Nel quartiere di Tower Hamlet, East End di Londra, una bimba europea «cristiana» di cinque anni è stata data in affidamento per sei mesi a due famiglie musulmane ortodosse dove non si parla – o si parla stentatamente – inglese, si indossano niqab e burqa e naturalmente non si mangia maiale.

Insomma ambienti dove, riporta il Times di Rupert Murdoch che ha pubblicato per primo la notizia, prevale una «interpretazione dell’Islam influenzata dal salafismo che spesso disprezza i valori liberali occidentali».

Alla piccola, nata in Gran Bretagna e di madrelingua inglese – anche se quasi sicuramente da genitori non britannici – è stata tolta la catenina con il crocefisso e proibita l’amata carbonara.

Le è stato detto che le donne europee sono «sciocche e alcolizzate», che «Pasqua e Natale sono feste stupide» e probabilmente ogni altra sorta di litanie antioccidentali, oltre al fatto – meno deprecabile – che dovrebbe imparare l’arabo.

La piccina è prevedibilmente scossa e non ha nessun voglia di tornare in custodia di una tal famiglia adottiva; la madre naturale lo è altrettanto.

L’affidamento, contro il volere dei genitori naturali, è stato deciso dal council di Tower Hamlets, uno dei luoghi dalla maggior percentuale di immigrati della capitale e dunque tra i più poveri in assoluto del Paese, al centro di un vespaio di polemiche per irregolarità gestionali e altre problematiche serie.

In situazioni del genere, i servizi sociali del borough sono debitamente tenuti a considerare «la persuasione religiosa, l’origine razziale e il background culturale e linguistico» del bambino: tutti elementi evidentemente trascurati da chi ha preso questa decisione, e per la quale non è stata data una spiegazione.

L’affidamento – non, si badi, l’adozione – di un minore comporta naturalmente la percezione di un sussidio, prospettiva che in una zona così povera gioca evidentemente un ruolo nella scelta di offrirsi come foster parents, spesso con buona pace della genuinità della vocazione genitoriale.

In Gran Bretagna c’è endemica carenza di famiglie di cosiddette «minoranze» etniche disposte a offrire affidamento, il che porta spesso, come anche riportato dal Times, al fatto che bimbi non bianchi siano affidati a genitori bianchi.

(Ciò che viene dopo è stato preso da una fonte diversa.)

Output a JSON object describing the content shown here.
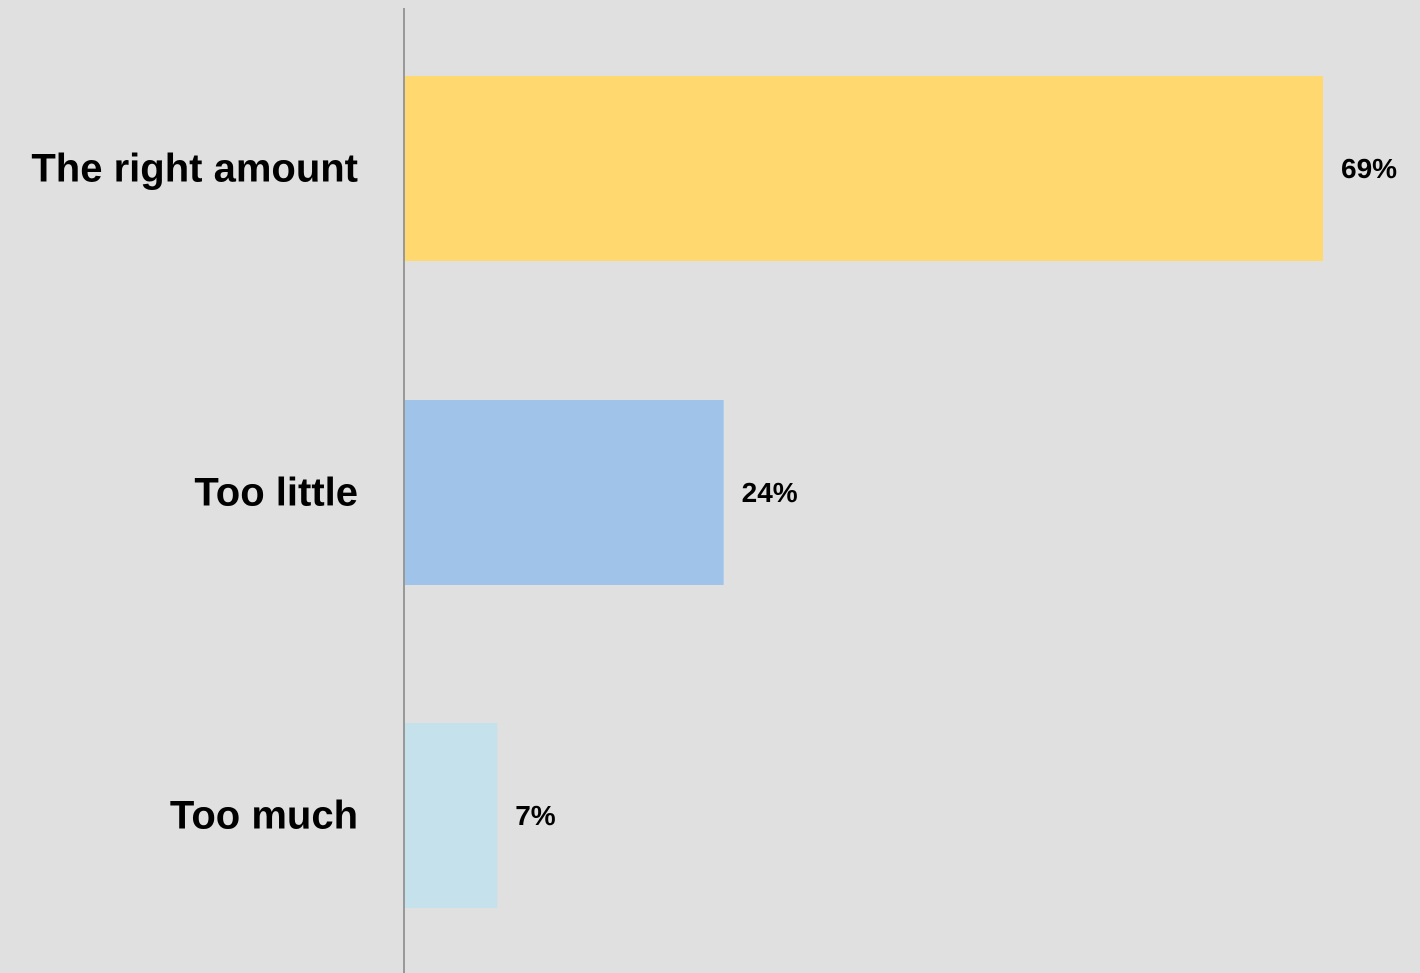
{
  "chart_data": {
    "type": "bar",
    "orientation": "horizontal",
    "title": "",
    "xlabel": "",
    "ylabel": "",
    "categories": [
      "The right amount",
      "Too little",
      "Too much"
    ],
    "values": [
      69,
      24,
      7
    ],
    "value_labels": [
      "69%",
      "24%",
      "7%"
    ],
    "colors": [
      "#ffd970",
      "#a0c3e9",
      "#c5e2ec"
    ],
    "xlim": [
      0,
      69
    ],
    "grid": false,
    "legend": "none",
    "axis_color": "#999999",
    "background": "#e0e0e0"
  }
}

Quasi mai avviene il contrario: le proporzioni di bambini e famiglie bianchi nelle due categorie sono schiaccianti, con rispettivamente il 77% per gli uni e l’84% per le altre.

È un fenomeno acuito dal mutamento della geografia etnica del Paese: secondo l’ultimo censimento del 2011, l’80% della popolazione era white British, un valore che a Londra scendeva al 45% e addirittura al 31% nella zona di Tower Hamlets, dove soltanto il 24% dei bambini dati in affidamento sono di origine europea e dove la povertà infantile – che in Gran Bretagna è la più alta d’Europa – è anche la più alta della capitale.

La notizia della «bimba cristiana» affidata ad una famiglia musulmana, riportata dal quotidiano di Murdoch e ripresa gioiosamente da tutta la stampa xenofoba, Daily Mail ed Express in testa, pare fatta apposta per stimolare la salivazione di chi – siano belve umane come Breitbart, Forza Nuova o Britain First – cerca ovunque le prove dello scontro di civiltà, propagandando isolati episodi di razzismo ai danni dei «cristiani» per meglio giustificare il proprio.

L’East End, parte povera di Londra anche oggi nonostante la gentrificazione, è sempre stata un luogo di minoranze altrove perseguitate: ebrei, ugonotti e non/meno abbienti in generale. Il tutto naturalmente a ridosso dei magnifici grattacieli di cemento e acciaio che architetti – siderali o meno – disegnano instancabilmente nell’attigua City.

Nell’era Blair fu anche deciso il parziale decentramento della zona bancaria proprio nei Docklands, la parte di Tower Hamlets che da porto dismesso e derelitto è diventata zona residenziale raggiungibile, redditualmente, più o meno solo da banchieri.

È in quartieri miseri come questo – o nella Kensington di Grenfell, il recente inferno di fuoco, carne e plastica che ha fatto vittime invisibili in un quartiere tra i più ricchi del mondo – che accadono cose simili.